Este sábado, el papa León XIV se despidió de Camerún con una Santa Misa celebrada en el aeropuerto de Yaoundé-Ville, donde destacó la importancia de mantener la fe pese a las dificultades y ayudar a quienes más lo necesitan. Con este mensaje de unión, el sumo pontífice dijo adiós y se dirigió a Angola, donde fue recibido por el presidente Joäo Manuel Lourenço y autoridades de la Iglesia local.
Homilía en Yaoundé-Ville
Frente a miles de fieles que se apersonaron en el aeropuerto de Yaoundé-Ville, León XIV habló sobre la resistencia de la Iglesia católica frente a las dificultades que atravesó a lo largo de estos siglos y advirtió que, por más fuerte que pueda ser el mal, Jesús siempre acompañará a los que mantengan viva la fe. Asimismo, invitó a todos a mantener vivo el espíritu como un escudo ante el desasosiego y las tribulaciones.
El Santo Padre puso como ejemplo la palabra de San Marcos, San Mateo y San Juan, que en sus evangelios relatan lo mismo, pero con un mensaje diferente.

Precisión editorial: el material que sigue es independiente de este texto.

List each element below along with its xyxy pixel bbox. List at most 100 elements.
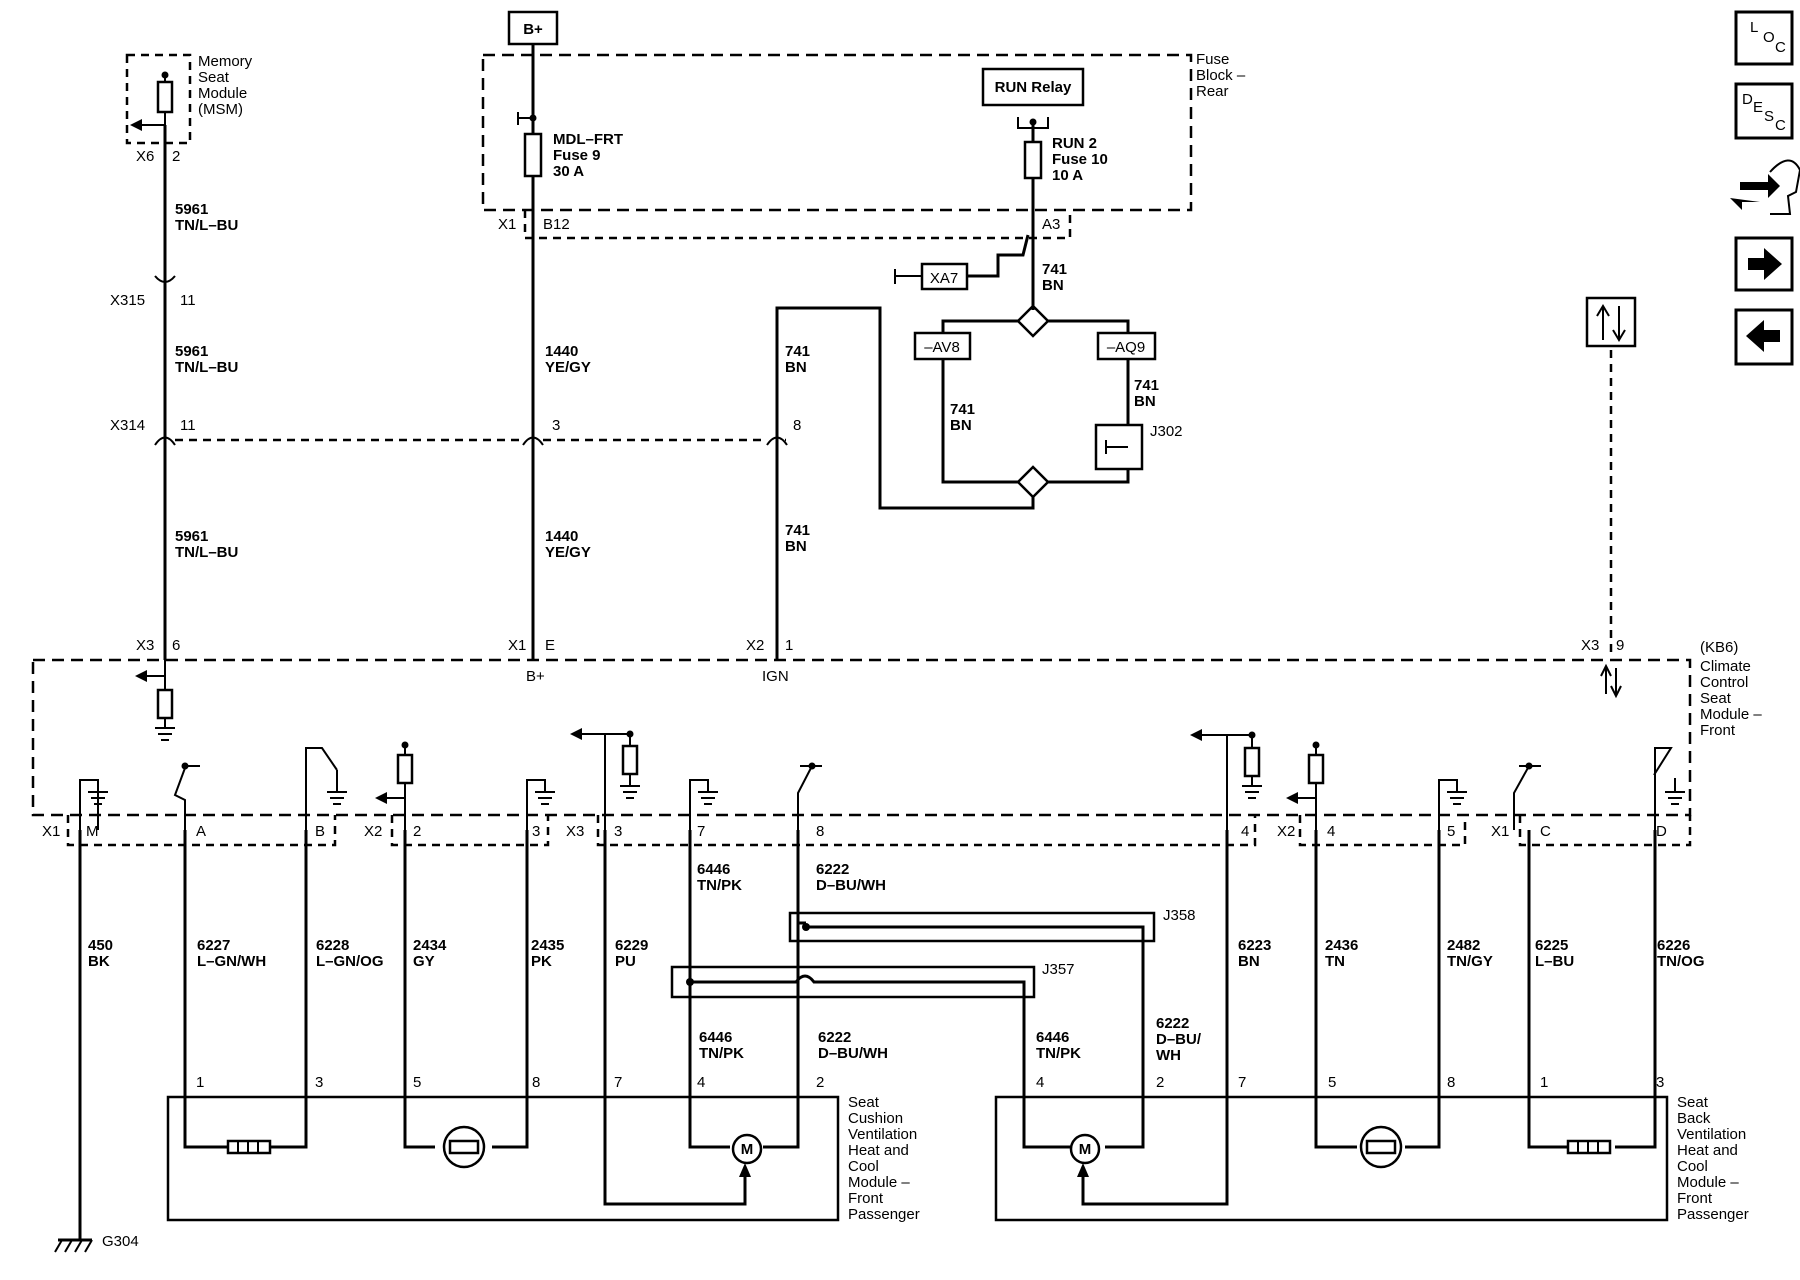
svg-text:X1: X1 [1491, 823, 1509, 840]
svg-text:X2: X2 [746, 637, 764, 654]
io-arrows-icon [1585, 296, 1637, 348]
svg-text:X1: X1 [498, 216, 516, 233]
svg-text:2436: 2436 [1325, 937, 1358, 954]
svg-text:6227: 6227 [197, 937, 230, 954]
svg-text:D–BU/: D–BU/ [1156, 1031, 1202, 1048]
svg-text:X2: X2 [364, 823, 382, 840]
svg-text:Module: Module [198, 85, 247, 102]
cushion-sensor [442, 1125, 486, 1169]
wire-741-av8-label: 741 BN [950, 401, 975, 434]
svg-text:5961: 5961 [175, 343, 208, 360]
wire-1440-label-2: 1440 YE/GY [545, 528, 591, 561]
svg-text:Seat: Seat [848, 1094, 880, 1111]
svg-text:X2: X2 [1277, 823, 1295, 840]
wire-1440-label-1: 1440 YE/GY [545, 343, 591, 376]
svg-text:B12: B12 [543, 216, 570, 233]
bplus-label: B+ [523, 21, 543, 38]
forward-arrow-button[interactable] [1734, 236, 1794, 292]
bplus-source: B+ [507, 10, 559, 46]
svg-text:Module –: Module – [1700, 706, 1762, 723]
svg-text:Control: Control [1700, 674, 1748, 691]
svg-text:5: 5 [1328, 1074, 1336, 1091]
seat-cushion-title: Seat Cushion Ventilation Heat and Cool M… [848, 1094, 920, 1223]
svg-text:X315: X315 [110, 292, 145, 309]
svg-text:Climate: Climate [1700, 658, 1751, 675]
svg-text:BN: BN [1238, 953, 1260, 970]
svg-text:3: 3 [614, 823, 622, 840]
svg-text:BN: BN [1042, 277, 1064, 294]
j302-connector [1094, 423, 1144, 471]
svg-text:8: 8 [1447, 1074, 1455, 1091]
svg-text:–AV8: –AV8 [924, 339, 960, 356]
svg-text:9: 9 [1616, 637, 1624, 654]
svg-text:1: 1 [1540, 1074, 1548, 1091]
seat-back-module [994, 1095, 1669, 1222]
location-button[interactable]: L O C [1734, 10, 1794, 66]
svg-text:X3: X3 [566, 823, 584, 840]
description-button[interactable]: D E S C [1734, 82, 1794, 140]
svg-text:10 A: 10 A [1052, 167, 1083, 184]
svg-text:TN/L–BU: TN/L–BU [175, 544, 238, 561]
back-arrow-button[interactable] [1734, 308, 1794, 366]
svg-text:L–BU: L–BU [1535, 953, 1574, 970]
svg-text:TN/L–BU: TN/L–BU [175, 359, 238, 376]
svg-text:2482: 2482 [1447, 937, 1480, 954]
svg-text:Ventilation: Ventilation [1677, 1126, 1746, 1143]
svg-text:1440: 1440 [545, 343, 578, 360]
msm-title: Memory Seat Module (MSM) [198, 53, 253, 118]
svg-text:A: A [196, 823, 206, 840]
svg-text:7: 7 [697, 823, 705, 840]
wire-741-label-1: 741 BN [785, 343, 810, 376]
svg-text:C: C [1775, 117, 1786, 134]
svg-text:3: 3 [1656, 1074, 1664, 1091]
cushion-blower-motor: M [731, 1133, 763, 1165]
svg-text:8: 8 [532, 1074, 540, 1091]
svg-text:TN/GY: TN/GY [1447, 953, 1493, 970]
svg-text:M: M [741, 1141, 754, 1158]
svg-text:2: 2 [1156, 1074, 1164, 1091]
svg-text:Fuse 10: Fuse 10 [1052, 151, 1108, 168]
svg-text:(KB6): (KB6) [1700, 639, 1738, 656]
svg-text:1440: 1440 [545, 528, 578, 545]
svg-text:6222: 6222 [1156, 1015, 1189, 1032]
back-sensor [1359, 1125, 1403, 1169]
fuse-block-title: Fuse Block – Rear [1196, 51, 1246, 100]
svg-text:3: 3 [315, 1074, 323, 1091]
svg-text:741: 741 [785, 343, 810, 360]
svg-text:TN/L–BU: TN/L–BU [175, 217, 238, 234]
svg-text:Front: Front [1700, 722, 1736, 739]
fuse-block-rear-outline [481, 53, 1193, 212]
svg-text:XA7: XA7 [930, 270, 958, 287]
kb6-module-outline [31, 658, 1692, 817]
svg-text:741: 741 [1134, 377, 1159, 394]
svg-text:450: 450 [88, 937, 113, 954]
svg-text:6446: 6446 [699, 1029, 732, 1046]
svg-text:J358: J358 [1163, 907, 1196, 924]
fuse-9-symbol [523, 132, 543, 178]
svg-text:MDL–FRT: MDL–FRT [553, 131, 623, 148]
svg-text:S: S [1764, 108, 1774, 125]
back-heater-element [1566, 1139, 1612, 1155]
svg-text:6222: 6222 [816, 861, 849, 878]
svg-text:IGN: IGN [762, 668, 789, 685]
svg-text:RUN Relay: RUN Relay [995, 79, 1072, 96]
run-relay: RUN Relay [981, 67, 1085, 107]
svg-text:1: 1 [196, 1074, 204, 1091]
svg-text:2: 2 [816, 1074, 824, 1091]
svg-text:YE/GY: YE/GY [545, 544, 591, 561]
connector-tool-icon[interactable] [1730, 159, 1800, 215]
svg-text:BN: BN [950, 417, 972, 434]
cushion-heater-element [190, 1139, 272, 1155]
svg-text:WH: WH [1156, 1047, 1181, 1064]
svg-text:6446: 6446 [1036, 1029, 1069, 1046]
svg-text:L–GN/WH: L–GN/WH [197, 953, 266, 970]
svg-text:D–BU/WH: D–BU/WH [816, 877, 886, 894]
svg-text:6446: 6446 [697, 861, 730, 878]
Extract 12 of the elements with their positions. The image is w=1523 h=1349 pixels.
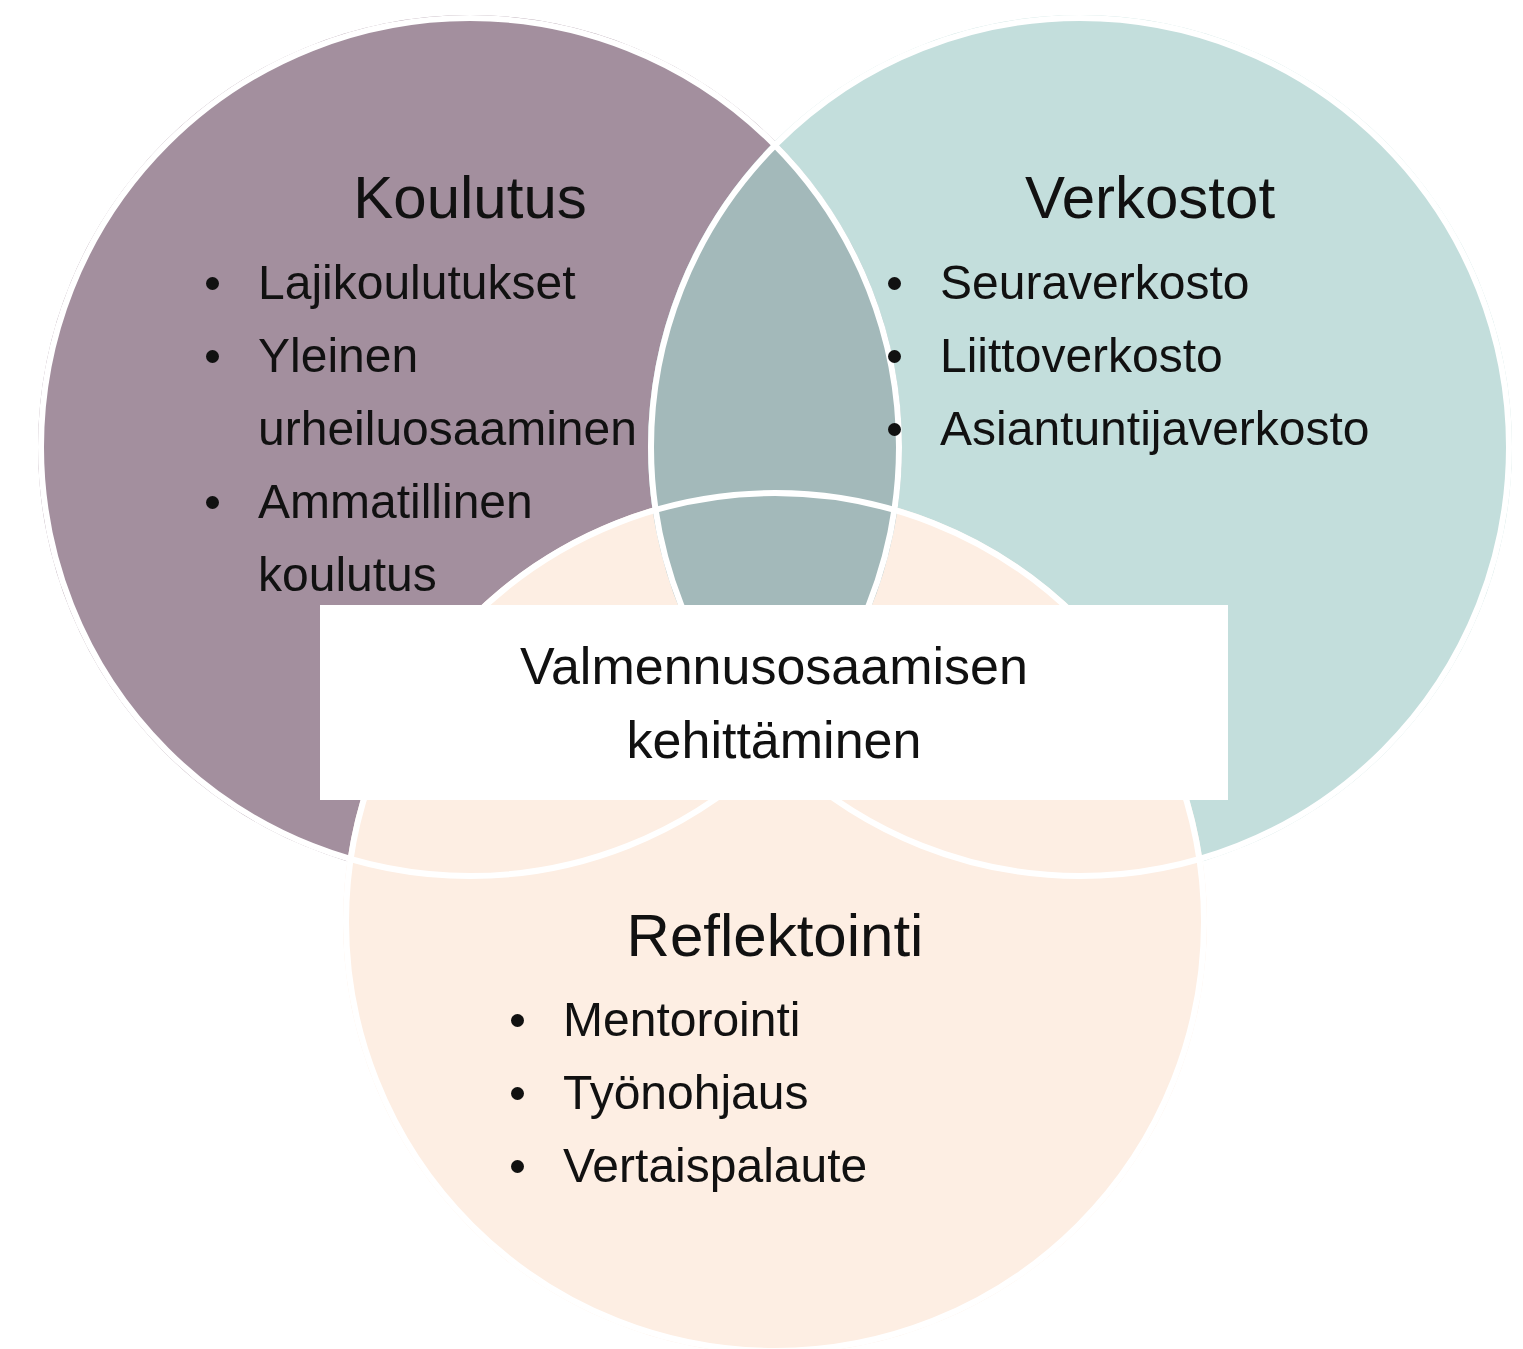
bullet-item: Lajikoulutukset [200,246,700,319]
circle-title: Reflektointi [626,906,924,966]
bullet-item: Mentorointi [505,983,965,1056]
bullet-item: Asiantuntijaverkosto [882,392,1482,465]
bullet-item: Liittoverkosto [882,319,1482,392]
circle-title: Verkostot [1024,168,1276,228]
bullet-item: Yleinen urheiluosaaminen [200,319,700,465]
bullet-item: Työnohjaus [505,1056,965,1129]
bullet-item: Vertaispalaute [505,1129,965,1202]
bullet-item: Seuraverkosto [882,246,1482,319]
circle-title: Koulutus [353,168,587,228]
center-label-box: Valmennusosaamisen kehittäminen [320,605,1228,800]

Los tres apóstoles resaltan el apoyo de Jesús frente a las dificultades surgidas sobre las aguas del mar de Galilea, logrando calmar las olas y vencer el miedo. Para la Iglesia, las «aguas» representan todo lo malo del mundo, como la tristeza, la muerte, el peligro y el miedo.
Se trata de sentimientos que golpean fuerte y que el hombre por sí solo no puede dominar. Sin embargo, la presencia de Jesús en los corazones sirve para dar fuerza y seguir adelante. «Esto es lo que advertimos en los momentos en que parece que nos hundimos, abrumados por fuerzas adversas, cuando todo se ve oscuro y nos sentimos solos y frágiles. Pero no es así. Jesús está con nosotros, siempre, y más fuerte que cualquier poder del mal», aseveró León.
Mención al papa Francisco
En su homilía frente a la multitud en Yaoundé-Ville, León XIV recordó al papa Francisco, quien también abordó esta temática en 2014. «Como decía el papa Francisco: «Hay tantos hombres y mujeres que honran a nuestro pueblo, honran a nuestra iglesia, porque son fuertes, fuertes al llevar adelante su vida, su familia, su trabajo y su fe», rememoró el Santo Padre al finalizar su paso por Camerún.
Durante su reflexión, el sumo pontífice recalcó que Jesús no calma inmediatamente las tormentas, pero hace sentir su presencia en medio de los peligros. «Esto nos invita a ser solidarios, a no mirar de lejos a quienes sufren, sino a acercarnos a ellos, a unirnos unos a otros. Nunca hay que dejar a nadie solo frente a las adversidades de la vida», en un claro mensaje de unión.
Su llegada a Angola
Tras un extenso viaje, el papa aterrizó en Luanda, capital de Angola, para iniciar la tercera etapa de su viaje apostólico por África. El Santo Padre fue recibido por el presidente Joäo Manuel Lourenço y también se encontró con el monseñor Kryspin Witold Dubiel. Tras estos encuentros, participó en la ceremonia de bienvenida, donde la Guardia de Honor rindió homenaje al sumo pontífice con 21 golpes de cañón y posteriormente saludó a las delegaciones.
Minutos más tarde, León XIV se trasladó en el papamóvil hasta el Palacio Presidencial para participar de una reunión en privado con el mandatario nacional. Durante su viaje, miles de fieles expresaron su emoción por su llegada entre gritos y aplausos. Una vez finalizada la reunión, el Santo Padre se dirigirá al Pabellón Protocolario, donde dará su primer discurso en Angola.
Las actividades del papa en esta tercera etapa de su viaje apostólico por el continente africano este domingo 19 de abril, con la Santa Misa en Kilamba y el rezo del Santo Rosario. Para el lunes 20 de abril, tiene agendada una visita a la Casa de Acogida para ancianos y la Santa Misa en Saurismo, además de encuentros con autoridades de la Iglesia local.